Окнами опочивальня Селима глядела в сад: на «Арию с колокольчиками», на «Шелест леса». Что еще по пробуждении прилично озирать паше? Город с его сутолокой, с криками, с автобусами хорош для простых смертных, исключая слепых – для последних и он слишком хорош, но здесь, как говорится, воля Аллаха. Воля же эта такова, что задним числом постигаешь и дивишься: wie gut! wie klug! (Погнер – дочери, ибо оперное представление ни на миг не прекращается.)
Селим-паше вспоминалась английская дуэнья: хитра, отчаянна. А там, говорят, есть еще одна – превеликая давилыцица. Мол, железное сердце и то не устоит, чего-нибудь да прольет. Идея с портретом хороша, но где взять портретиста… Констанция! Она бы сейчас смотрела на него – со стены, и смотрела бы на него – у себя в светлице. Чем не пассаж, исполненный двойными нотами на израфиле?[84]

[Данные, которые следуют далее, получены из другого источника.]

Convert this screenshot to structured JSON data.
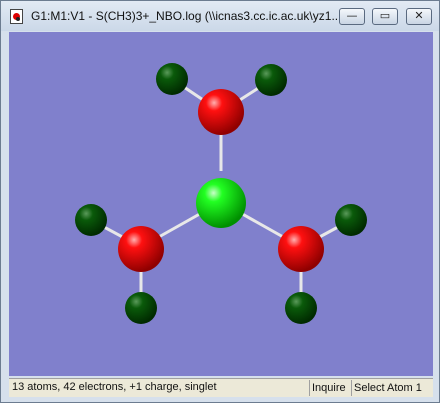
{
  "window": {
    "title": "G1:M1:V1 - S(CH3)3+_NBO.log (\\\\icnas3.cc.ic.ac.uk\\yz1...",
    "minimize_label": "—",
    "maximize_label": "▭",
    "close_label": "✕"
  },
  "colors": {
    "background": "#8080cc",
    "sulfur": "#00e000",
    "carbon": "#ee0000",
    "hydrogen": "#0a4a0a",
    "bond": "#e8e8e8"
  },
  "molecule": {
    "central_atom": "S",
    "groups": [
      "CH3",
      "CH3",
      "CH3"
    ]
  },
  "statusbar": {
    "info": "13 atoms, 42 electrons, +1 charge, singlet",
    "mode": "Inquire",
    "action": "Select Atom 1"
  }
}
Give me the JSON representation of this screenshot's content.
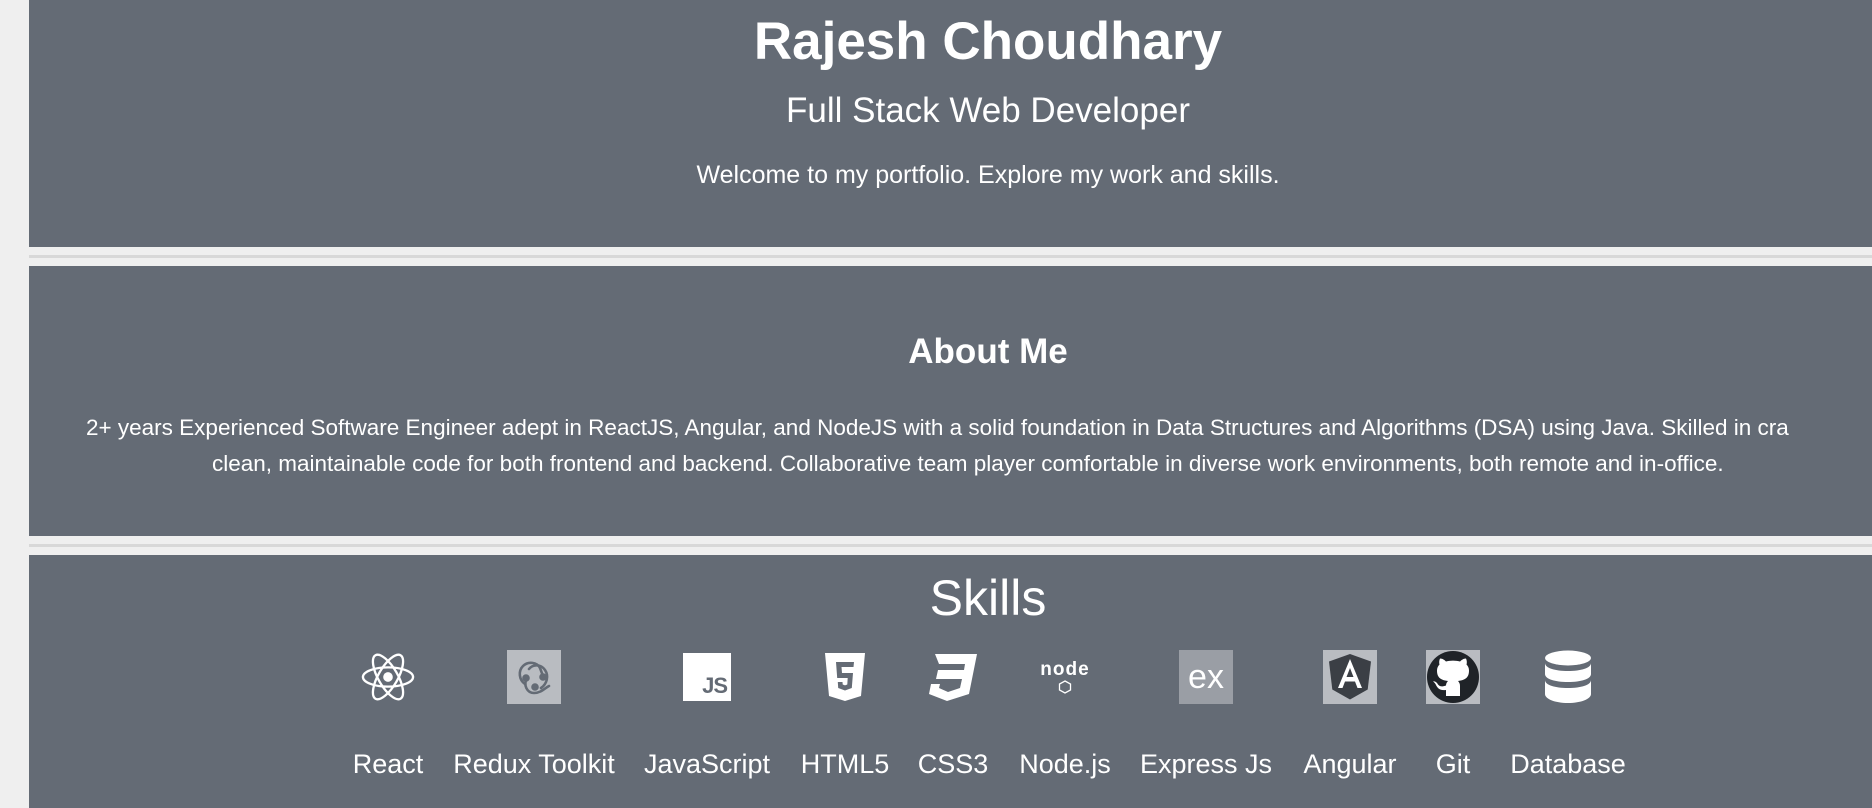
{
  "hero": {
    "name": "Rajesh Choudhary",
    "role": "Full Stack Web Developer",
    "welcome": "Welcome to my portfolio. Explore my work and skills."
  },
  "about": {
    "title": "About Me",
    "line1": "2+ years Experienced Software Engineer adept in ReactJS, Angular, and NodeJS with a solid foundation in Data Structures and Algorithms (DSA) using Java. Skilled in cra",
    "line2": "clean, maintainable code for both frontend and backend. Collaborative team player comfortable in diverse work environments, both remote and in-office."
  },
  "skills": {
    "title": "Skills",
    "items": [
      {
        "label": "React",
        "icon": "react-icon"
      },
      {
        "label": "Redux Toolkit",
        "icon": "redux-icon"
      },
      {
        "label": "JavaScript",
        "icon": "javascript-icon",
        "icon_text": "JS"
      },
      {
        "label": "HTML5",
        "icon": "html5-icon"
      },
      {
        "label": "CSS3",
        "icon": "css3-icon"
      },
      {
        "label": "Node.js",
        "icon": "nodejs-icon",
        "icon_text": "node"
      },
      {
        "label": "Express Js",
        "icon": "express-icon",
        "icon_text": "ex"
      },
      {
        "label": "Angular",
        "icon": "angular-icon"
      },
      {
        "label": "Git",
        "icon": "github-icon"
      },
      {
        "label": "Database",
        "icon": "database-icon"
      }
    ]
  },
  "colors": {
    "section_bg": "#646b75",
    "page_bg": "#efefef",
    "text": "#ffffff"
  }
}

Ночь далась ему против обыкновения без труда. Не снился кат, еженощный его кошмар – тело паши являло собою атлас пыток. Нет, видения этой ночи скорей уж были сравнимы с лепестками роз, покрывавшими желто-бурую от целебных кореньев воду в ванне. Веки дрогнули, как при звуках веснянки, что в сокровенных снах империи распевают под утро нордические девы: «Зелена трава на твоих, Шельда, берегах». Констанция Селима – исцеление малым сим. Констанция Селима – неведомый, несбывшийся мир, где первородство остается за Исавом, где Антиной переживает Адриана, где Россия бухает атомную бомбу на Японию в царствование Алексея Николаевича.
Мы знаем: того, что не случилось – случиться не должно было. Завскладом нереализованных возможностей (не закладом, а завскладом) служит наше желание сорвать аплодисмент любой ценой. «Констанция Селима» – из той самой оперы, которая никогда никем не будет написана. Правда, в отличие от нас, Селим об этом не подозревает: для него это не утопия, не мечты, обращенные в прошлое. Пусть потешится – может, и сами мы сейчас тешимся тем, чему нет места в Действительности. (Действительность – имя собственное, имя автора, в том числе и наше по отношению к Селиму.)
Несколько глухонемых рабов и рабынь, этаких одушевленных мойдодыров, являли собой постоянную готовность исполнить свои функции четко и слаженно – едва в этом возникнет нужда. Но человек, будь он хоть сто раз паша, не может видеть в другом человеке исключительно рукомойник, губку или полотенце (обратно – сколько угодно; получится Ники де Сен-Фаль). И Селим-паша не спускал глаз с тех, кто, не обладая даром речи, не обладал и потребностью в известной ямке, которой мог бы поверить… а вот сегодня и нечего было бы поверять: пашу-то подменили! Но поди узри в невозмутимых лицах что-либо – это то же, что бодрствовать перед фотоснимком безнадежно больного, ожидая обещанной метаморфозы в миг кончины.
Селим-паша пожелал увидеть своего кизляра-ага: пусть найдет скорей художника, пусть все будет по слову этой мисс.
А кизляр-ага уже знал, что площадь перед Алмазным дворцом обратилась в зерцало небес – или стала местом страшного кощунства. Выбрать из двух точек зрения истинную, определявшую также и судьбу неведомого демиурга, может лишь владыка правоверных, всевластный правитель Басры, властелин трех морей, справедливый и прямой, как пути Аллаха… пауза, сейчас решится…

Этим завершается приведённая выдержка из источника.